The species was reasonably separated from its Indian counterpart by Kathleen Ryley in the Journal of the Bombay Natural History Society in 1913, and this was reinforced by Oldfield Thomas who renamed the species Funambulus kathleenae in Ryley's honour given her choice of name of Funambulus trilineatus by Edward Frederick Kelaart was regarded as invalid. However, it was lumped back with the Indian form in 1918 given a resurgence in the subspecies concept. By this time, an older name "obscurus" for this taxon had been traced (Funambulus palmarum var obscura) from 1886 apparently invalidating Thomas's designation.

==Description==
The dusky striped squirrel was best documented originally by W.W.A. Phillips in the Manual of the Mammals of Sri Lanka who identified it as the smallest Sri Lankan squirrel species. It is much larger than the Indian species (F. sublineatus) being 60-70g as opposed to around 42g in the Nilgiri striped squirrel, with longer, thicker stripes. Its head and body length is 11–13 cm, with a 10-cm tail. Its upperparts are dark or olive brown to black in colour with three paler dorsal stripes against the dorsal, saddle colouration; its underparts are yellowish with an olivaceous tinge.
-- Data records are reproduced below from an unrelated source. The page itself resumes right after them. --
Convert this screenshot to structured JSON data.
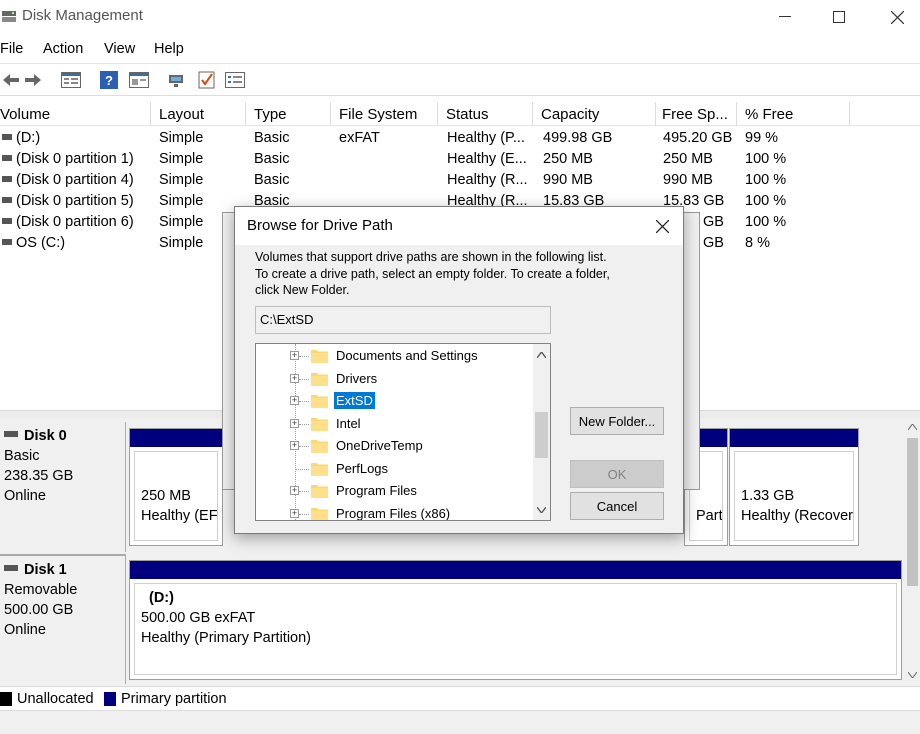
{
  "window": {
    "title": "Disk Management"
  },
  "menu": [
    "File",
    "Action",
    "View",
    "Help"
  ],
  "toolbar_icons": [
    "back-icon",
    "forward-icon",
    "list-view-icon",
    "help-icon",
    "properties-icon",
    "connect-icon",
    "check-icon",
    "settings-icon"
  ],
  "list": {
    "columns": [
      "Volume",
      "Layout",
      "Type",
      "File System",
      "Status",
      "Capacity",
      "Free Sp...",
      "% Free"
    ],
    "rows": [
      {
        "volume": "(D:)",
        "layout": "Simple",
        "type": "Basic",
        "fs": "exFAT",
        "status": "Healthy (P...",
        "capacity": "499.98 GB",
        "free": "495.20 GB",
        "pct": "99 %"
      },
      {
        "volume": "(Disk 0 partition 1)",
        "layout": "Simple",
        "type": "Basic",
        "fs": "",
        "status": "Healthy (E...",
        "capacity": "250 MB",
        "free": "250 MB",
        "pct": "100 %"
      },
      {
        "volume": "(Disk 0 partition 4)",
        "layout": "Simple",
        "type": "Basic",
        "fs": "",
        "status": "Healthy (R...",
        "capacity": "990 MB",
        "free": "990 MB",
        "pct": "100 %"
      },
      {
        "volume": "(Disk 0 partition 5)",
        "layout": "Simple",
        "type": "Basic",
        "fs": "",
        "status": "Healthy (R...",
        "capacity": "15.83 GB",
        "free": "15.83 GB",
        "pct": "100 %"
      },
      {
        "volume": "(Disk 0 partition 6)",
        "layout": "Simple",
        "type": "",
        "fs": "",
        "status": "",
        "capacity": "",
        "free": "GB",
        "pct": "100 %"
      },
      {
        "volume": "OS (C:)",
        "layout": "Simple",
        "type": "",
        "fs": "",
        "status": "",
        "capacity": "",
        "free": "GB",
        "pct": "8 %"
      }
    ]
  },
  "disks": [
    {
      "name": "Disk 0",
      "kind": "Basic",
      "size": "238.35 GB",
      "state": "Online",
      "partitions": [
        {
          "size": "250 MB",
          "status": "Healthy (EF"
        },
        {
          "size": "",
          "status": "Part"
        },
        {
          "size": "1.33 GB",
          "status": "Healthy (Recover"
        }
      ]
    },
    {
      "name": "Disk 1",
      "kind": "Removable",
      "size": "500.00 GB",
      "state": "Online",
      "partitions": [
        {
          "label": "(D:)",
          "size": "500.00 GB exFAT",
          "status": "Healthy (Primary Partition)"
        }
      ]
    }
  ],
  "legend": [
    {
      "label": "Unallocated",
      "color": "#000000"
    },
    {
      "label": "Primary partition",
      "color": "#00007f"
    }
  ],
  "dialog": {
    "title": "Browse for Drive Path",
    "description_lines": [
      "Volumes that support drive paths are shown in the following list.",
      "To create a drive path, select an empty folder. To create a folder,",
      "click New Folder."
    ],
    "path": "C:\\ExtSD",
    "folders": [
      "Documents and Settings",
      "Drivers",
      "ExtSD",
      "Intel",
      "OneDriveTemp",
      "PerfLogs",
      "Program Files",
      "Program Files (x86)"
    ],
    "selected_folder": "ExtSD",
    "buttons": {
      "new_folder": "New Folder...",
      "ok": "OK",
      "cancel": "Cancel"
    }
  }
}
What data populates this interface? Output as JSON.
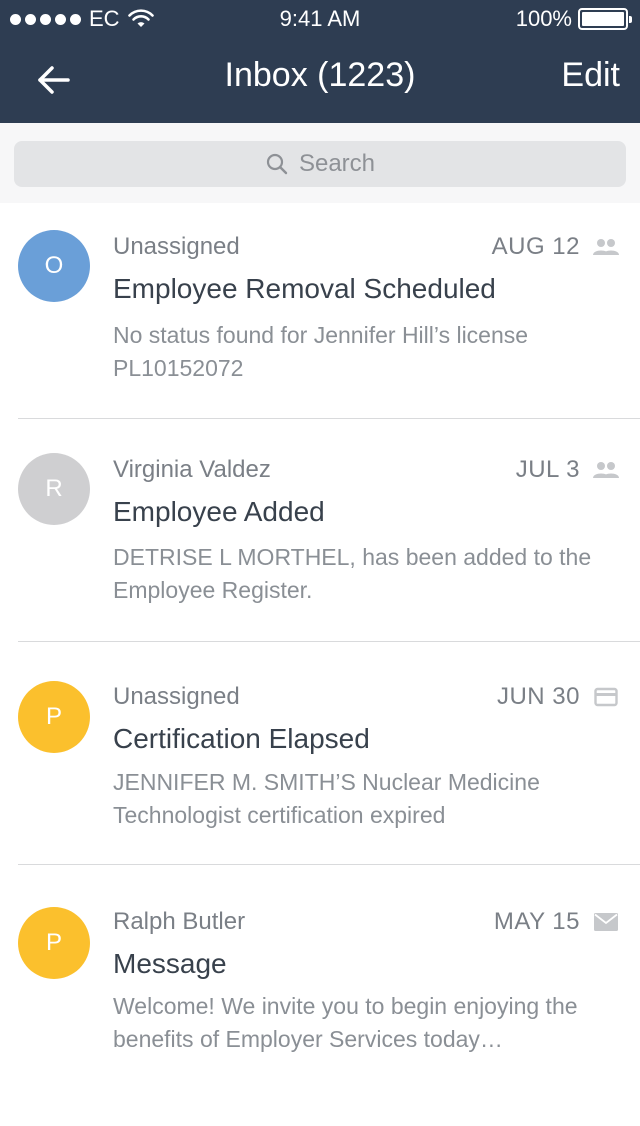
{
  "status_bar": {
    "carrier": "EC",
    "time": "9:41 AM",
    "battery": "100%"
  },
  "nav": {
    "title": "Inbox (1223)",
    "edit_label": "Edit"
  },
  "search": {
    "placeholder": "Search"
  },
  "messages": [
    {
      "avatar_letter": "O",
      "avatar_color": "#6a9fd8",
      "sender": "Unassigned",
      "date": "AUG 12",
      "type_icon": "group-icon",
      "subject": "Employee Removal Scheduled",
      "preview": "No status found for Jennifer Hill’s license PL10152072"
    },
    {
      "avatar_letter": "R",
      "avatar_color": "#cfcfd1",
      "sender": "Virginia Valdez",
      "date": "JUL 3",
      "type_icon": "group-icon",
      "subject": "Employee Added",
      "preview": "DETRISE L MORTHEL, has been added to the Employee Register."
    },
    {
      "avatar_letter": "P",
      "avatar_color": "#fbc02d",
      "sender": "Unassigned",
      "date": "JUN 30",
      "type_icon": "card-icon",
      "subject": "Certification Elapsed",
      "preview": "JENNIFER M. SMITH’S Nuclear Medicine Technologist certification expired"
    },
    {
      "avatar_letter": "P",
      "avatar_color": "#fbc02d",
      "sender": "Ralph Butler",
      "date": "MAY 15",
      "type_icon": "envelope-icon",
      "subject": "Message",
      "preview": "Welcome! We invite you to begin enjoying the benefits of Employer Services today…"
    }
  ]
}
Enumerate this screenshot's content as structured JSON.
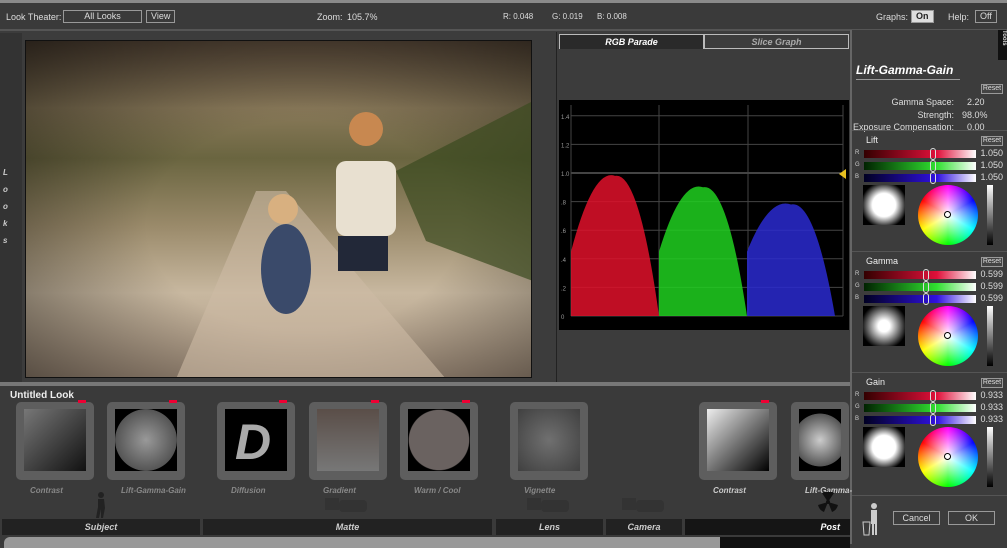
{
  "topbar": {
    "look_theater_label": "Look Theater:",
    "look_theater_value": "All Looks",
    "view_button": "View",
    "zoom_label": "Zoom:",
    "zoom_value": "105.7%",
    "r": "R: 0.048",
    "g": "G: 0.019",
    "b": "B: 0.008",
    "graphs_label": "Graphs:",
    "graphs_value": "On",
    "help_label": "Help:",
    "help_value": "Off"
  },
  "looks_strip": [
    "L",
    "o",
    "o",
    "k",
    "s"
  ],
  "scope": {
    "tabs": [
      {
        "label": "RGB Parade",
        "active": true
      },
      {
        "label": "Slice Graph",
        "active": false
      }
    ],
    "y_ticks": [
      "1.4",
      "1.2",
      "1.0",
      ".8",
      ".6",
      ".4",
      ".2",
      "0"
    ],
    "colors": {
      "red": "#e0102a",
      "green": "#20d020",
      "blue": "#2a2ad0"
    }
  },
  "tools_tab": "Tools",
  "panel": {
    "title": "Lift-Gamma-Gain",
    "reset": "Reset",
    "gamma_space_label": "Gamma Space:",
    "gamma_space": "2.20",
    "strength_label": "Strength:",
    "strength": "98.0%",
    "exposure_label": "Exposure Compensation:",
    "exposure": "0.00",
    "sections": [
      {
        "name": "Lift",
        "r": "1.050",
        "g": "1.050",
        "b": "1.050",
        "thumb": 0.62
      },
      {
        "name": "Gamma",
        "r": "0.599",
        "g": "0.599",
        "b": "0.599",
        "thumb": 0.55
      },
      {
        "name": "Gain",
        "r": "0.933",
        "g": "0.933",
        "b": "0.933",
        "thumb": 0.62
      }
    ],
    "channel_labels": [
      "R",
      "G",
      "B"
    ],
    "cancel": "Cancel",
    "ok": "OK"
  },
  "look": {
    "title": "Untitled Look",
    "tiles": [
      "Contrast",
      "Lift-Gamma-Gain",
      "Diffusion",
      "Gradient",
      "Warm / Cool",
      "Vignette",
      "Contrast",
      "Lift-Gamma-"
    ],
    "categories": [
      "Subject",
      "Matte",
      "Lens",
      "Camera",
      "Post"
    ]
  }
}
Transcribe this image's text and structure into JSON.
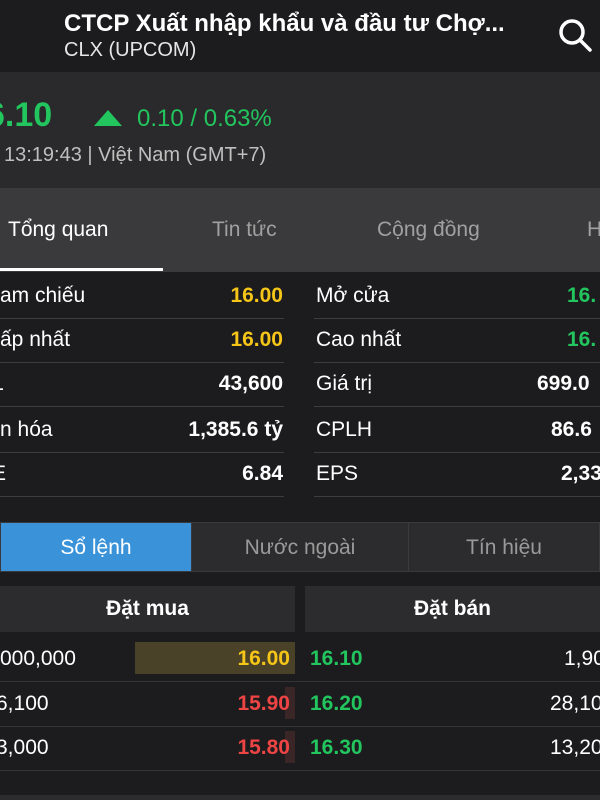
{
  "header": {
    "company": "CTCP Xuất nhập khẩu và đầu tư Chợ...",
    "ticker": "CLX (UPCOM)"
  },
  "quote": {
    "price": "6.10",
    "change": "0.10 / 0.63%",
    "time": "13:19:43 | Việt Nam (GMT+7)"
  },
  "tabs": [
    {
      "label": "Tổng quan"
    },
    {
      "label": "Tin tức"
    },
    {
      "label": "Cộng đồng"
    },
    {
      "label": "H"
    }
  ],
  "stats": {
    "left": [
      {
        "label": "am chiếu",
        "value": "16.00",
        "color": "#f5c518"
      },
      {
        "label": "ấp nhất",
        "value": "16.00",
        "color": "#f5c518"
      },
      {
        "label": "L",
        "value": "43,600",
        "color": "#ffffff"
      },
      {
        "label": "n hóa",
        "value": "1,385.6 tỷ",
        "color": "#ffffff"
      },
      {
        "label": "E",
        "value": "6.84",
        "color": "#ffffff"
      }
    ],
    "right": [
      {
        "label": "Mở cửa",
        "value": "16.",
        "color": "#22c55e"
      },
      {
        "label": "Cao nhất",
        "value": "16.",
        "color": "#22c55e"
      },
      {
        "label": "Giá trị",
        "value": "699.0",
        "color": "#ffffff"
      },
      {
        "label": "CPLH",
        "value": "86.6",
        "color": "#ffffff"
      },
      {
        "label": "EPS",
        "value": "2,33",
        "color": "#ffffff"
      }
    ]
  },
  "orderbook": {
    "tabs": [
      {
        "label": "Sổ lệnh"
      },
      {
        "label": "Nước ngoài"
      },
      {
        "label": "Tín hiệu"
      }
    ],
    "bid_header": "Đặt mua",
    "ask_header": "Đặt bán",
    "rows": [
      {
        "bid_qty": "000,000",
        "bid_price": "16.00",
        "bid_color": "#f5c518",
        "ask_price": "16.10",
        "ask_qty": "1,90"
      },
      {
        "bid_qty": "6,100",
        "bid_price": "15.90",
        "bid_color": "#ef4444",
        "ask_price": "16.20",
        "ask_qty": "28,10"
      },
      {
        "bid_qty": "3,000",
        "bid_price": "15.80",
        "bid_color": "#ef4444",
        "ask_price": "16.30",
        "ask_qty": "13,20"
      }
    ]
  },
  "colors": {
    "up": "#22c55e",
    "reference": "#f5c518",
    "down": "#ef4444",
    "accent": "#3a93d9"
  },
  "icons": {
    "search": "search-icon",
    "trend": "triangle-up-icon"
  }
}
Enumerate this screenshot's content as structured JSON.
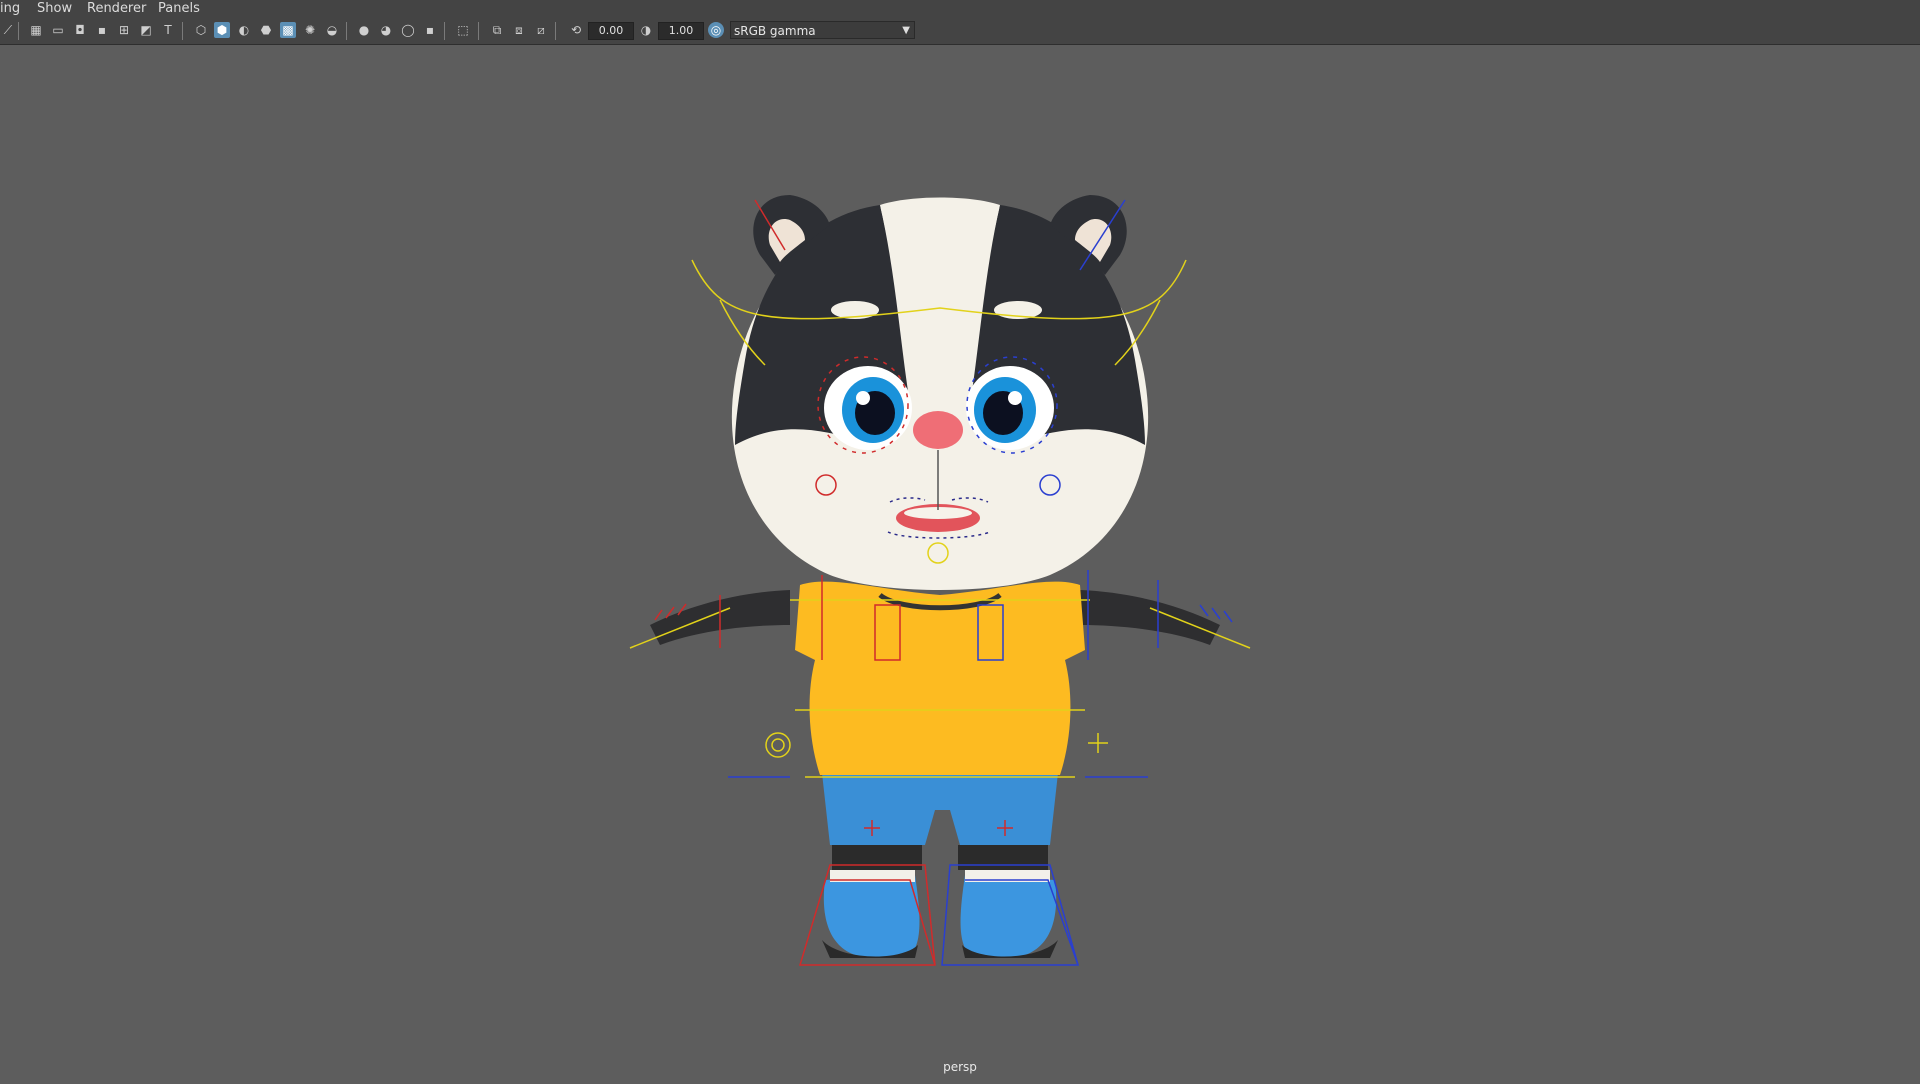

The tail is bushy, short with a black tip. Fur is soft, dense and short. Parts without fur are grayish. The characteristic features that distinguish this squirrel from other related Funambulus squirrels on the island is smaller size, darker coat, indistinct stripes, and its higher pitched, trilling bird-like voice. It would most easily be confused with Layard's squirrel.

==Distribution==
Only found in Sri Lanka, this squirrel can be seen in wet zone low elevations to highlands with dense forest cover up to ~2400m or 8000 ft, being a squirrel that naturally occurs at the highest elevations where frost can occur compared to other Sri Lankan squirrels. Sinharaja rain forest, Horton Plains, and districts like Nuwara Eliya, Ratnapura and parts of Kandy are home to this squirrel.

==Ecology==
A diurnal forest dweller, this species is sometimes found close to human dwellings or tea plantations at the edge of forests. Plants like Bamboo, Strobilanthes and Cardamom (Elettaria) are associated with them in forest or forest edge contexts. They are known to live in bamboo and though often observed close to the ground, will also forage on the tree tops, often associating in bird waves (mixed bird species feeding flocks). This is a highly alert and timid species, and just a snap of sound will cause them to hide within dense cover, sometimes making audible alarm calls. But they can become tame and can be observed in the field if the observer is silent.

==Diet==
This squirrel is omnivorous feeding on small insects, grubs, shoots, seeds and fruits. They are fond of rice and fruit at food dumps in Buddhist monasteries and similar places close to suitable forest. The diet has not been studied adequately and it has been thought (largely based on Phillips) that this species tends to rely more on invertebrates based on its habits of often coming to the ground and examining logs in comparison to its congeners in Sri Lanka that are more naturally arboreal, Layard's squirrel and the Indian palm squirrel (although the latter does descend to the ground as an opportunistic garden species, in captivity, it is typically fed and seems to thrive on a vegetarian diet of starch, nuts and fruit).

==Communication==
They have a bird-like voice, which can mistakenly thought to be a bird while only listening to the sound. The voice is a high pitched trill of rapid barks. There are alarm calls and mating calls like other squirrels, however, the general calls sound similar though it may be more explosive when venting alarm or a long drawn sustained barking from a favoured tree when making territorial calls for several minutes. When a predator is seen, it perches out of harm's way, sitting on its haunches at a safe distance. It alarm calls with a flick of its tail accompanying each call, just as the well known Funambulus palmarum does.